Abstract:
Rift Valley fever (RVF) is a peracute or acute disease of domestic ruminants and humans in sub-Saharan Africa, caused by a mosquito-borne virus. It is a high priority pathogen because of its potential to cause severe economic harm to the livestock industry and to cause life threatening haemorrhagic disease in humans. The disease was first recorded in southern Africa when a large epidemic occurred in the South Africa in 1950, and the first recorded outbreak in Namibia was in 1957. Since then, occasional large epidemics have occurred in southern Africa, with long interepidemic periods. The epidemiology of RVF is complex and many questions regarding the movements of the virus and its survival during the interepidemic period remain unanswered.
The aim of this study was to compile a comprehensive description of the history of RVF in Namibia and to describe its epidemiological characteristics. This was accomplished using information available in the scientific literature, annual reports, disease reports and reports to the OIE. The geographical location and temporal occurrence of each outbreak was recorded as accurately as allowed by available records. Also recorded were suspected RVF outbreaks, defined as those outbreaks in which samples were not collected for laboratory analysis or RVF was not confirmed on submitted samples but where the clinical picture was suggestive of the disease. Serological surveys done in humans and animals were also included in the study.
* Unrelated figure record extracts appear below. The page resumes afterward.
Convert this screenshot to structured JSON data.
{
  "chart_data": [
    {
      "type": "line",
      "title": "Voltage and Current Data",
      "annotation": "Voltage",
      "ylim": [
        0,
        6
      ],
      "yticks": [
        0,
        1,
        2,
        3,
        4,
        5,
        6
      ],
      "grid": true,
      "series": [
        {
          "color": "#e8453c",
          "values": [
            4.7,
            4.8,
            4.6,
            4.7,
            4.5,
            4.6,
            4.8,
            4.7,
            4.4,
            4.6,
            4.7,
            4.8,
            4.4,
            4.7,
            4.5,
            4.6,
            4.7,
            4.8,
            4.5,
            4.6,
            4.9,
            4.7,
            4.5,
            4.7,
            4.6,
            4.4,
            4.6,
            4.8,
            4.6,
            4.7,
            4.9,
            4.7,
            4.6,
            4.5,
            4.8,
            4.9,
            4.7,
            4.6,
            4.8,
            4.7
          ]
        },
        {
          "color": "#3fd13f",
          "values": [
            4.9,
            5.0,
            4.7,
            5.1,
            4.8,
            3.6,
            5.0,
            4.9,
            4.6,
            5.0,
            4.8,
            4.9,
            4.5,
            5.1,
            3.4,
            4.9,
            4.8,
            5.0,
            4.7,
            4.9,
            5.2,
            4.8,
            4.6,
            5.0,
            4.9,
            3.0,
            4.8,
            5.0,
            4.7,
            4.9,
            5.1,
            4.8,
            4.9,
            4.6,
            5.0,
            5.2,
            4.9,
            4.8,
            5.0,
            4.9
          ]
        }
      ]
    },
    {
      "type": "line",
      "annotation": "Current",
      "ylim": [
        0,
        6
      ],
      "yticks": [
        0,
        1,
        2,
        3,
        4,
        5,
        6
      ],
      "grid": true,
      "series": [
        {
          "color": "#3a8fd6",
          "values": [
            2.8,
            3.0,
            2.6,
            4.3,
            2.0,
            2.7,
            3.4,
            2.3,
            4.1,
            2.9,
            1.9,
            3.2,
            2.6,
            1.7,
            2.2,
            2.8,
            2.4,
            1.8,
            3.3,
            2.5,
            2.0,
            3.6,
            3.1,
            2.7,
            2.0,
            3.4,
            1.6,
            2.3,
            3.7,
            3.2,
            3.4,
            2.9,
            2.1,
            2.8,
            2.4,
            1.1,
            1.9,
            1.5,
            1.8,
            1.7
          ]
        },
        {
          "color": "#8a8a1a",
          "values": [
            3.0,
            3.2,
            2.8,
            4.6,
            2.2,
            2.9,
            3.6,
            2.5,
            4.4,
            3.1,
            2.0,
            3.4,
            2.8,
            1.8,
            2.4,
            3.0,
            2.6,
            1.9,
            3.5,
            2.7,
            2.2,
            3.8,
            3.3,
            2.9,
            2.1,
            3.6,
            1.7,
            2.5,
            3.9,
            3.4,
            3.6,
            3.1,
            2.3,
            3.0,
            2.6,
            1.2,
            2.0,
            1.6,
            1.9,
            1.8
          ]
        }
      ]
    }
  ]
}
The collected data were analysed descriptively, by risk mapping and by cluster analysis. The relatively low number of recorded outbreaks and the poor spatial resolution of much of the data prevented more detailed multivariable analysis. Maps were produced to show the districts affected for the outbreaks with no coordinates and the exact location of the outbreaks which had coordinates. This was then followed by a detailed description of each outbreak showing the species affected and the mortalities caused.
Risk mapping was done to identify areas of the country which are at high risk of having outbreaks. A quarter degree square grid was used to show the cumulative number of confirmed outbreaks occurring from 1957 to 2011. The accuracy of this was, however, limited due to the poor spatial resolution of data prior to 1986, which recorded only the district(s) affected. The risk map was visually compared with maps of sheep and cattle density and rainfall.
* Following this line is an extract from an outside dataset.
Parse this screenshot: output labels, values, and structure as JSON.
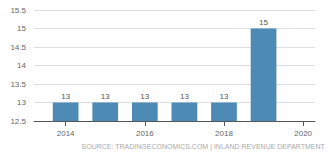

A space-time permutation model, using case-only data, was used to detect space-time clusters with high rates, using SaTScan software on all the confirmed outbreaks with GPS coordinates. The objective was to detect areas of significantly high rates of RVF in Namibia, testing whether the outbreaks were randomly distributed over space and time. Space time permutation requires the use of precise geographic coordinates; therefore the only confirmed outbreaks that could be used for this analysis were those occurring during 2010 and the 2011.
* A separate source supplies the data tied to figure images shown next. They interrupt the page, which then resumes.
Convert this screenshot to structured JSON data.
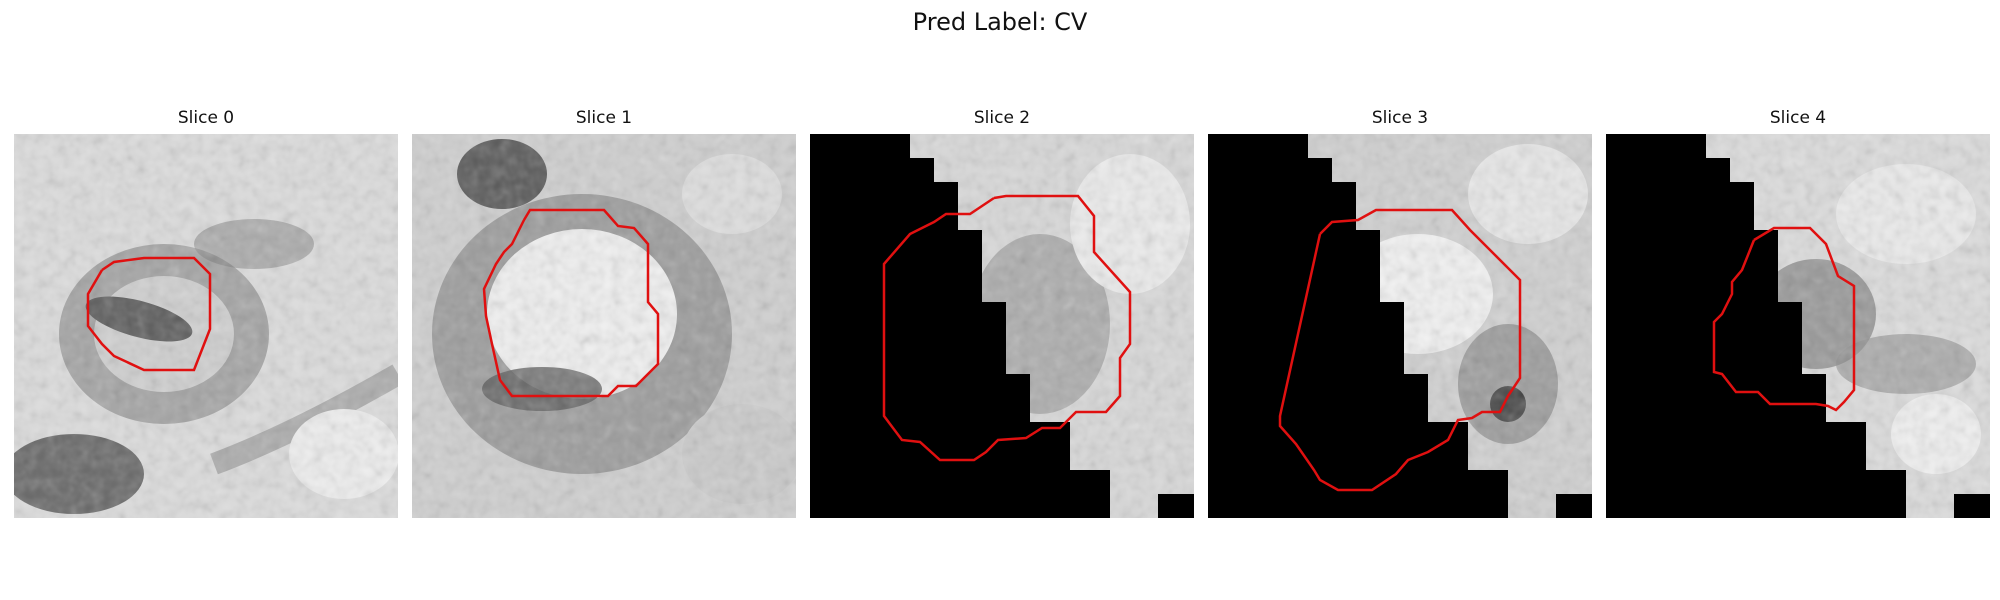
{
  "figure": {
    "title": "Pred Label: CV",
    "panels": [
      {
        "label": "Slice 0"
      },
      {
        "label": "Slice 1"
      },
      {
        "label": "Slice 2"
      },
      {
        "label": "Slice 3"
      },
      {
        "label": "Slice 4"
      }
    ],
    "contour_color": "#e01010",
    "background_masked_color": "#000000"
  }
}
A total of six years had outbreaks of RVF in Namibia, the major outbreaks occurring in 1957, 1974, 1984, 2010 and 2011. Rift Valley fever was confirmed in the Karas, Hardap, Khomas, Erongo, Otjozondjupa, Omaheke and Oshikoto regions, with suspected outbreaks occurring in the Kavango and Caprivi regions. SaTScan analysis showed that there were two statistically significant outbreak clusters observed, one in the Hardap region in 2010 and the other in the Oshikoto region in 2011. The south-eastern part of the country was shown to be predisposed to RVF outbreaks; this correlated with sheep population density. The southern part of Namibia receives less rainfall and is hotter than the north, with colder winters, factors which may reduce vector and virus survival and therefore limit continuous viral circulation. This likely renders livestock highly susceptible to infection and if there is an introduction of the virus a severe epidemic may occur. In the Northern Communal Areas and adjacent Etosha National Park the positive serological results in humans and wildlife show that there is continuous or intermittent low level circulation of the virus. This could be leading to high levels of herd immunity and hence no confirmed outbreaks recorded in these areas to date. Nevertheless, all suspected cases should be tested for RVF to avoid misdiagnosis and under-reporting of cases.